VGF expires in early 2064 so that is 48 years left. And there are maintenance fees on top of the initial purchase. Each resort has it's own expiration but shouldn't be the sole determining factor.

Wow!! I'll have to call the sales person. She stated we'd have 55 years of use....stating they're giving us an extra 5 years.... Hmmmmm......
 
Wow!! I'll have to call the sales person. She stated we'd have 55 years of use....stating they're giving us an extra 5 years.... Hmmmmm......

You do not get any extra years on the contract for buying directly from Disney (there is maybe a weird exception if you are buying Old Key West). Every DVC resort has an end date, and all owners (resale or direct) have the same end date (again with the possible exception of Old Key West).
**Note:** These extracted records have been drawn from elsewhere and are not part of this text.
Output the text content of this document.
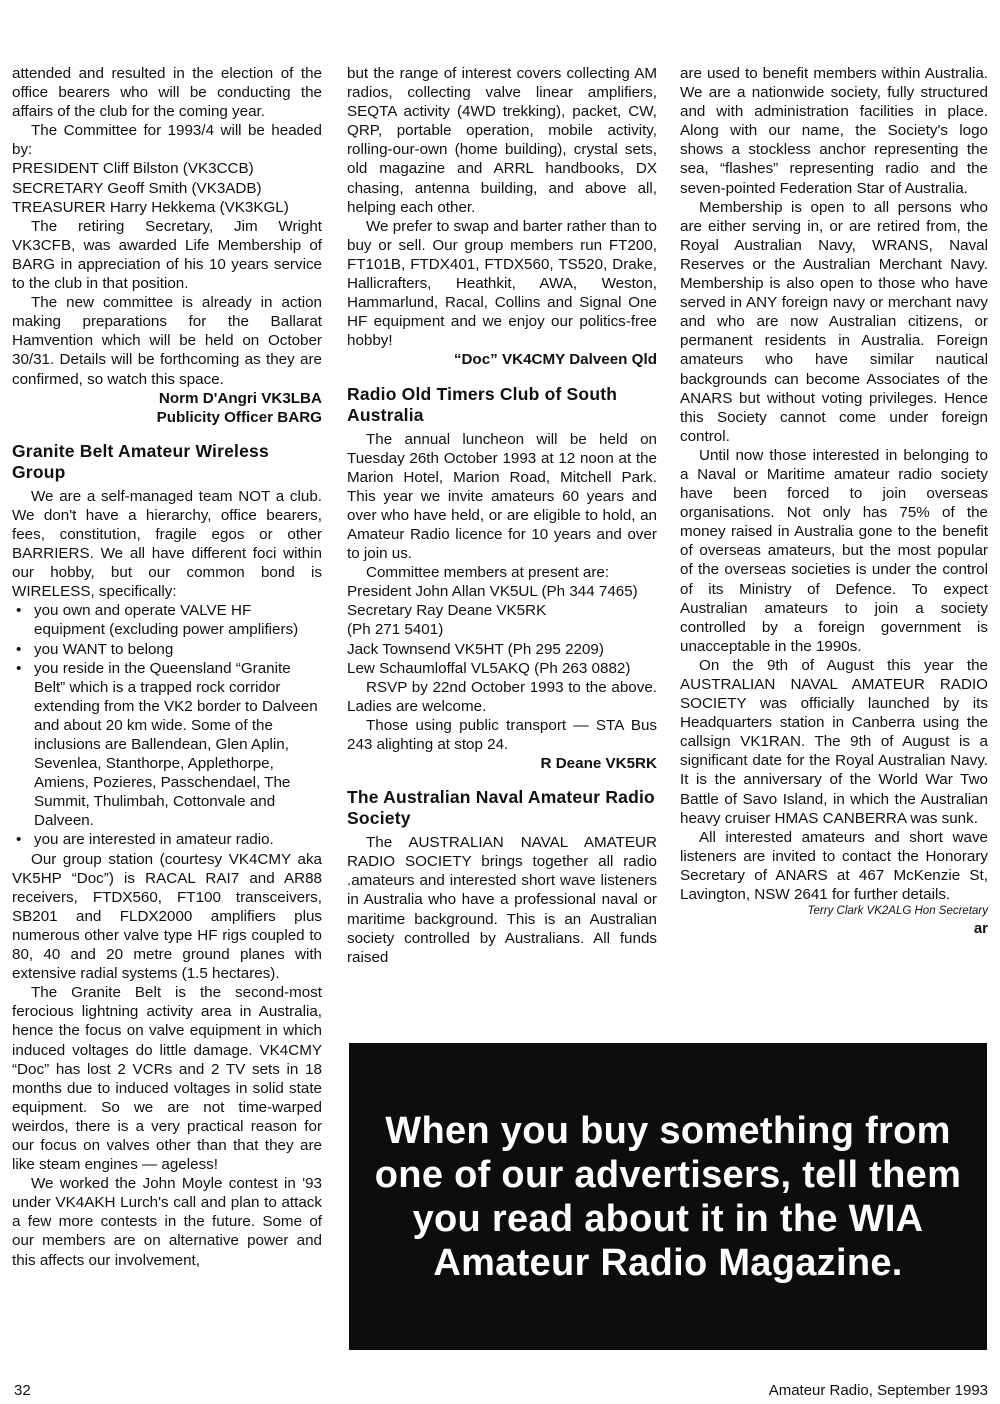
attended and resulted in the election of the office bearers who will be conducting the affairs of the club for the coming year.

The Committee for 1993/4 will be headed by:

PRESIDENT Cliff Bilston (VK3CCB)

SECRETARY Geoff Smith (VK3ADB)

TREASURER Harry Hekkema (VK3KGL)

The retiring Secretary, Jim Wright VK3CFB, was awarded Life Membership of BARG in appreciation of his 10 years service to the club in that position.

The new committee is already in action making preparations for the Ballarat Hamvention which will be held on October 30/31. Details will be forthcoming as they are confirmed, so watch this space.

Norm D'Angri VK3LBA

Publicity Officer BARG

Granite Belt Amateur Wireless Group

We are a self-managed team NOT a club. We don't have a hierarchy, office bearers, fees, constitution, fragile egos or other BARRIERS. We all have different foci within our hobby, but our common bond is WIRELESS, specifically:

• you own and operate VALVE HF equipment (excluding power amplifiers)
• you WANT to belong
• you reside in the Queensland “Granite Belt” which is a trapped rock corridor extending from the VK2 border to Dalveen and about 20 km wide. Some of the inclusions are Ballendean, Glen Aplin, Sevenlea, Stanthorpe, Applethorpe, Amiens, Pozieres, Passchendael, The Summit, Thulimbah, Cottonvale and Dalveen.
• you are interested in amateur radio.

Our group station (courtesy VK4CMY aka VK5HP “Doc”) is RACAL RAI7 and AR88 receivers, FTDX560, FT100 transceivers, SB201 and FLDX2000 amplifiers plus numerous other valve type HF rigs coupled to 80, 40 and 20 metre ground planes with extensive radial systems (1.5 hectares).

The Granite Belt is the second-most ferocious lightning activity area in Australia, hence the focus on valve equipment in which induced voltages do little damage. VK4CMY “Doc” has lost 2 VCRs and 2 TV sets in 18 months due to induced voltages in solid state equipment. So we are not time-warped weirdos, there is a very practical reason for our focus on valves other than that they are like steam engines — ageless!

We worked the John Moyle contest in '93 under VK4AKH Lurch's call and plan to attack a few more contests in the future. Some of our members are on alternative power and this affects our involvement,

but the range of interest covers collecting AM radios, collecting valve linear amplifiers, SEQTA activity (4WD trekking), packet, CW, QRP, portable operation, mobile activity, rolling-our-own (home building), crystal sets, old magazine and ARRL handbooks, DX chasing, antenna building, and above all, helping each other.

We prefer to swap and barter rather than to buy or sell. Our group members run FT200, FT101B, FTDX401, FTDX560, TS520, Drake, Hallicrafters, Heathkit, AWA, Weston, Hammarlund, Racal, Collins and Signal One HF equipment and we enjoy our politics-free hobby!

“Doc” VK4CMY Dalveen Qld

Radio Old Timers Club of South Australia

The annual luncheon will be held on Tuesday 26th October 1993 at 12 noon at the Marion Hotel, Marion Road, Mitchell Park. This year we invite amateurs 60 years and over who have held, or are eligible to hold, an Amateur Radio licence for 10 years and over to join us.

Committee members at present are:

President John Allan VK5UL (Ph 344 7465)

Secretary Ray Deane VK5RK

(Ph 271 5401)

Jack Townsend VK5HT (Ph 295 2209)

Lew Schaumloffal VL5AKQ (Ph 263 0882)

RSVP by 22nd October 1993 to the above. Ladies are welcome.

Those using public transport — STA Bus 243 alighting at stop 24.

R Deane VK5RK

The Australian Naval Amateur Radio Society

The AUSTRALIAN NAVAL AMATEUR RADIO SOCIETY brings together all radio .amateurs and interested short wave listeners in Australia who have a professional naval or maritime background. This is an Australian society controlled by Australians. All funds raised

are used to benefit members within Australia. We are a nationwide society, fully structured and with administration facilities in place. Along with our name, the Society's logo shows a stockless anchor representing the sea, “flashes” representing radio and the seven-pointed Federation Star of Australia.

Membership is open to all persons who are either serving in, or are retired from, the Royal Australian Navy, WRANS, Naval Reserves or the Australian Merchant Navy. Membership is also open to those who have served in ANY foreign navy or merchant navy and who are now Australian citizens, or permanent residents in Australia. Foreign amateurs who have similar nautical backgrounds can become Associates of the ANARS but without voting privileges. Hence this Society cannot come under foreign control.

Until now those interested in belonging to a Naval or Maritime amateur radio society have been forced to join overseas organisations. Not only has 75% of the money raised in Australia gone to the benefit of overseas amateurs, but the most popular of the overseas societies is under the control of its Ministry of Defence. To expect Australian amateurs to join a society controlled by a foreign government is unacceptable in the 1990s.

On the 9th of August this year the AUSTRALIAN NAVAL AMATEUR RADIO SOCIETY was officially launched by its Headquarters station in Canberra using the callsign VK1RAN. The 9th of August is a significant date for the Royal Australian Navy. It is the anniversary of the World War Two Battle of Savo Island, in which the Australian heavy cruiser HMAS CANBERRA was sunk.

All interested amateurs and short wave listeners are invited to contact the Honorary Secretary of ANARS at 467 McKenzie St, Lavington, NSW 2641 for further details.

Terry Clark VK2ALG Hon Secretary

ar

When you buy something from one of our advertisers, tell them you read about it in the WIA Amateur Radio Magazine.

32	Amateur Radio, September 1993
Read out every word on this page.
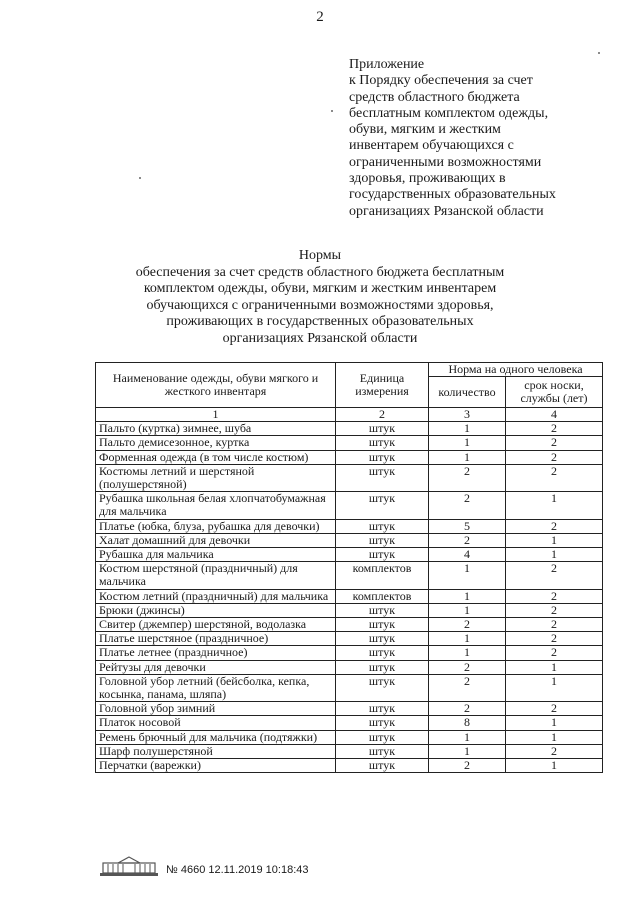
2
Приложение
к Порядку обеспечения за счет
средств областного бюджета
бесплатным комплектом одежды,
обуви, мягким и жестким
инвентарем обучающихся с
ограниченными возможностями
здоровья, проживающих в
государственных образовательных
организациях Рязанской области
Нормы
обеспечения за счет средств областного бюджета бесплатным
комплектом одежды, обуви, мягким и жестким инвентарем
обучающихся с ограниченными возможностями здоровья,
проживающих в государственных образовательных
организациях Рязанской области
Наименование одежды, обуви мягкого и жесткого инвентаря	Единица измерения	Норма на одного человека	
		количество	срок носки, службы (лет)
1	2	3	4
Пальто (куртка) зимнее, шуба	штук	1	2
Пальто демисезонное, куртка	штук	1	2
Форменная одежда (в том числе костюм)	штук	1	2
Костюмы летний и шерстяной (полушерстяной)	штук	2	2
Рубашка школьная белая хлопчатобумажная для мальчика	штук	2	1
Платье (юбка, блуза, рубашка для девочки)	штук	5	2
Халат домашний для девочки	штук	2	1
Рубашка для мальчика	штук	4	1
Костюм шерстяной (праздничный) для мальчика	комплектов	1	2
Костюм летний (праздничный) для мальчика	комплектов	1	2
Брюки (джинсы)	штук	1	2
Свитер (джемпер) шерстяной, водолазка	штук	2	2
Платье шерстяное (праздничное)	штук	1	2
Платье летнее (праздничное)	штук	1	2
Рейтузы для девочки	штук	2	1
Головной убор летний (бейсболка, кепка, косынка, панама, шляпа)	штук	2	1
Головной убор зимний	штук	2	2
Платок носовой	штук	8	1
Ремень брючный для мальчика (подтяжки)	штук	1	1
Шарф полушерстяной	штук	1	2
Перчатки (варежки)	штук	2	1
№ 4660 12.11.2019 10:18:43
Do you have a particular attachment to Grand Floridian, and would you consider any other resort? Grand Floridian (along with the Polynesian) is pretty much the most expensive DVC resort at Disneyworld if you take into account how many points you need to book a room. A 1 bedroom at Saratoga Springs only costs 241 points per week in July (compared to 340 points at Grand Floridian) and the points are cheaper (much cheaper if you buy resale).